У меня пронеслось: «Не носить тебе их. Того не понимаешь, что судьба пришла». Надо говорить серьезно и спокойно, собираю себя, это всегда тяжело сказать такое, прямо глядя в глаза, а тут глаза такие разные, одно — глаза виновного, но рядом глаза испуганные матери и жены. Говорю:

— Тебя обвиняют за связь с полицией. За то, что ты все время находишься у них, приговорен ты к расстрелу.

Все молчат, их поразил шок. Скомандовал:

— Идем во двор.

Вывел, поставил к стенке сарая, поднял винтовку и спустил курок, прицелившись в голову. Но выстрела нет. Осечка.

Опять говорю:

— За измену родине…

И опять после спуска курка — тишина.

Вытаскиваю патрон. В капсуле вмятина от бойка — а выстрела не произошло.

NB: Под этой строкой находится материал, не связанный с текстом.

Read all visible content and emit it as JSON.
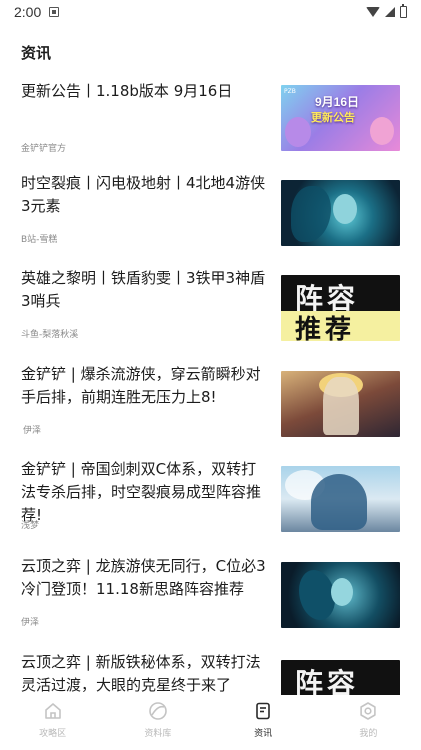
{
  "status_bar": {
    "time": "2:00"
  },
  "page": {
    "title": "资讯"
  },
  "news": [
    {
      "title": "更新公告丨1.18b版本 9月16日",
      "source": "金铲铲官方",
      "thumb_text": [
        "9月16日",
        "更新公告"
      ],
      "thumb_tag": "PZB"
    },
    {
      "title": "时空裂痕丨闪电极地射丨4北地4游侠3元素",
      "source": "B站-雪糕"
    },
    {
      "title": "英雄之黎明丨铁盾豹雯丨3铁甲3神盾3哨兵",
      "source": "斗鱼-梨落秋溪",
      "thumb_text": [
        "阵容",
        "推荐"
      ]
    },
    {
      "title": "金铲铲 | 爆杀流游侠，穿云箭瞬秒对手后排，前期连胜无压力上8!",
      "source": "伊泽"
    },
    {
      "title": "金铲铲 | 帝国剑刺双C体系，双转打法专杀后排，时空裂痕易成型阵容推荐!",
      "source": "浅梦"
    },
    {
      "title": "云顶之弈 | 龙族游侠无同行，C位必3冷门登顶！11.18新思路阵容推荐",
      "source": "伊泽"
    },
    {
      "title": "云顶之弈 | 新版铁秘体系，双转打法灵活过渡，大眼的克星终于来了",
      "source": "",
      "thumb_text": [
        "阵容"
      ]
    }
  ],
  "tabs": [
    {
      "label": "攻略区",
      "icon": "home-icon",
      "active": false
    },
    {
      "label": "资料库",
      "icon": "disc-icon",
      "active": false
    },
    {
      "label": "资讯",
      "icon": "document-icon",
      "active": true
    },
    {
      "label": "我的",
      "icon": "gear-icon",
      "active": false
    }
  ],
  "colors": {
    "active_tab": "#2a2a2a",
    "inactive_tab": "#b9b9b9",
    "source_text": "#8a8a8a"
  }
}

Третий раз я уже ничего не говорю.

И снова — осечка.

На меня это действует как удар. Сразу забились мысли, как мухи в окне. Как быть? Три осечки! Имею ли я право стрелять? После этого! А как же приказ?!. Ударить его сейчас прикладом по голове? Надо что-то решать, вдруг он закричит и услышат в полиции? Лихорадочно ищу выхода, как не сделать последнего выстрела… И тут, на выручку, всплывает мысль, я вспоминаю, что оборвавшегося с виселицы не вешают — объявляют помилование. Значит, и я не могу отягощать свою совесть. После всего — это уже не расстрел, это убийство. Дубровскому я покажу патроны со следами бойка, но как им! здесь! объяснить? Главное, спокойствие и придумать, как быть. Говорю спокойно:

— Видишь, мороз какой, затвор надо смазать. У тебя есть керосин? Идем в хату и смажем затвор.

Он — как загипнотизированный моим спокойствием и деловитостью. Поднимаемся на крыльцо. Теперь роли переменились, он может выхватить топор, любую железку и ударить меня, может побежать, закричать, понимая, что винтовка у меня не стреляет. Но мы входим в комнату, и он приносит керосин. Хозяйка зажигает лампу. Разбираю затвор, протираю — в этот момент я совсем перед ними безоружный. Затвор хорошо работает. В чем же дело? Значит, патроны. Это его судьба. Женщина говорит что-то, достает из печи кувшин, подает мне в кружке горячее топленое молоко. Надо что-то говорить. Одно мне ясно: стрелять в него я не буду. Начинаю говорить о ребенке:

— Он ведь только родился! Единственный у тебя! Как же ты мог не думать о семье, лазить в полицию? Нашел с кем дружбу водить!

— Да я с ними в карты ходил играть, чтоб не дюже притесняли, а то брат братом, а на меня всё оне смотрят — почему не в полиции.

Его слова убедительно звучат. И три подряд осечки — это тоже чересчур.

— Ты думай! — опять начинаю. — Раз брат в полиции, то ты в партизанах должен быть. Думаешь, отвечать не придется? Придут наши, тогда не оправдаешься, что «в карты ходил играть». — Я обращаюсь к его разуму, крестьянской смекалке, ведь должен же он понять, что просто невыгодно ему помогать немцам.

— Да я так ходил, сидеть…

— Туда сидеть, а сегодня б лежал за это под сараем!

— Да я изменять или доносить — ни боже мой, перед иконой Божьей Матери счастьем своего дитяти присягнуть могу.

— А почему не в партизанах? Ты бы мог многое узнать и сообщить нам.